Ambion has come a long way from those early days. As Brown contemplates future challenges, he notes that they key enabling technology will be the amplification of miRNA to facilitate array experiments on small miRNA samples. “This is probably the key remaining opportunity for technological development.”
Brown believes that over the next three or four years a lot of discoveries will relate miRNA to specific human diseases and specific biological processes. “What seems apparent now is that there are between 500 and 1,000 miRNAs and that they regulate the expression of between 50% and 75% of human genes, and when you think about the magnitude of that regulation, they are going to have profound implications for human medicine and human health,” hesays.

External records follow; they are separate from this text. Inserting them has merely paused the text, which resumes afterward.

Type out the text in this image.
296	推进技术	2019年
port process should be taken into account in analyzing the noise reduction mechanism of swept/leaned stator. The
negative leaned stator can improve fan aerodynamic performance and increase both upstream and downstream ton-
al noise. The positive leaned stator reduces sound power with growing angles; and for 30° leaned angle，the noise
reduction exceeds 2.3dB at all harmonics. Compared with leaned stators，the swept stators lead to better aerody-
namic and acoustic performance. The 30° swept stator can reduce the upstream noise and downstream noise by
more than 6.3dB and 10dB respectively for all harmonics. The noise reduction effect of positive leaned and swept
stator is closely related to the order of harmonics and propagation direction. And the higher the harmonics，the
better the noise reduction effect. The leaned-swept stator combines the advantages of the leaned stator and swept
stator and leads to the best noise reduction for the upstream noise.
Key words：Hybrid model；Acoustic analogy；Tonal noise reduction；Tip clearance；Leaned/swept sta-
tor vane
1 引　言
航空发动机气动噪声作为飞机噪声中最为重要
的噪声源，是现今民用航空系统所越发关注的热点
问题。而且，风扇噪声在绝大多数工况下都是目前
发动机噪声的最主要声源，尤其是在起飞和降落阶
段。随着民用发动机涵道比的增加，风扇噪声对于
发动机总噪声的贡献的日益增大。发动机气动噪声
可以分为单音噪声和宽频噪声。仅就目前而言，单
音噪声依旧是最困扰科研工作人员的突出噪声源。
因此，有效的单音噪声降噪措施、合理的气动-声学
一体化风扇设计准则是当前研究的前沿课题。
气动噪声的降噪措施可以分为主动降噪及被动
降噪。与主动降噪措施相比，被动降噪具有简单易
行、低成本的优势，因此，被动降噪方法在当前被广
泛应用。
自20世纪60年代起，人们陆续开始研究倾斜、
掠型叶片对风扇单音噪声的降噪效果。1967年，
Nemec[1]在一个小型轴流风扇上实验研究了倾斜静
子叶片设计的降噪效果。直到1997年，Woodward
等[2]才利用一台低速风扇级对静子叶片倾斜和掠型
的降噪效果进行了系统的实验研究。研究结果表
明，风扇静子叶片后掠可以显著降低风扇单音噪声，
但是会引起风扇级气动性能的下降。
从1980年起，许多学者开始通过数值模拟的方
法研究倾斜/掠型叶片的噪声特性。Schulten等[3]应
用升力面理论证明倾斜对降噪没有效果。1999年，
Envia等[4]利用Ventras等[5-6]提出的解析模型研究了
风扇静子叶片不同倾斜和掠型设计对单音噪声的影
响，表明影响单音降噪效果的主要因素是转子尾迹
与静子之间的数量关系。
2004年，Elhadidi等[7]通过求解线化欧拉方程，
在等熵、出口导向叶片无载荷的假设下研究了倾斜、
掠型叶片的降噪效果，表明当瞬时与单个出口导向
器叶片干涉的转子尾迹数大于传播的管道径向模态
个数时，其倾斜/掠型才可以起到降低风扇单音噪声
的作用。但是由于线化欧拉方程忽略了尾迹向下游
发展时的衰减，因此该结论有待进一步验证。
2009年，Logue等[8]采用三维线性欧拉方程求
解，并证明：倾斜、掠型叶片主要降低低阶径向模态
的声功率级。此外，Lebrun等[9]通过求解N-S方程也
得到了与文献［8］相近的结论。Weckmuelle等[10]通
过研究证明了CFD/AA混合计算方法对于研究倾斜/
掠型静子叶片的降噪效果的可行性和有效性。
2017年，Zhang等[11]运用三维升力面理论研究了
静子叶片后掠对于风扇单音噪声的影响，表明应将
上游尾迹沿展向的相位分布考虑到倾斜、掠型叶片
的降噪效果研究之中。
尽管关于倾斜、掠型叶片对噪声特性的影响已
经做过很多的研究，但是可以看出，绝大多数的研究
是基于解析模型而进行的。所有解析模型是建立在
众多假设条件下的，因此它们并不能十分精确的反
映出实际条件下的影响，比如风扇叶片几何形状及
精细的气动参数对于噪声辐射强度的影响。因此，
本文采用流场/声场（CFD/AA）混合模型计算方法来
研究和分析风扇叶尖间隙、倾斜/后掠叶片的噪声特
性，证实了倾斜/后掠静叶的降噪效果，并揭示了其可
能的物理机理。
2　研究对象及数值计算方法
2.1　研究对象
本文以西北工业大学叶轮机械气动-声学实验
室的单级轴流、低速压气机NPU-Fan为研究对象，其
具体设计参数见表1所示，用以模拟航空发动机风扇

Dharmacon Scientist Dave Mierzejewski loads columns on to an RNA synthesizer. |
RNAi applications
Mickanin’s group functions as an RNAi platform technology within Novartis Biomedical Research, and works actively with groups focusing on disease areas throughout the research organization.
“We work with them to set up cell based models of the physiological processes they want to analyze or for identifying novel targets for drug discovery. Those assays will then be optimized for large scale screening using our reagent collections.
“These will then go into a series of confirmation and secondary assay development, from which we hope to deliver a small number of highly curated potential targets for drug discovery to the group, and from which they will pursue drug development based on their interest and expertise.”
Target validation entails the functional inactivation of a given protein, and the methods used previously to accomplish that were quite laborious. With wider use of RNAi technology, Mickanin believes, “Large scale screening will become much more common place in the field and increase over the years. The quality of reagents will become much better and this will become a staple in the target validation and gene identification processes in the future.”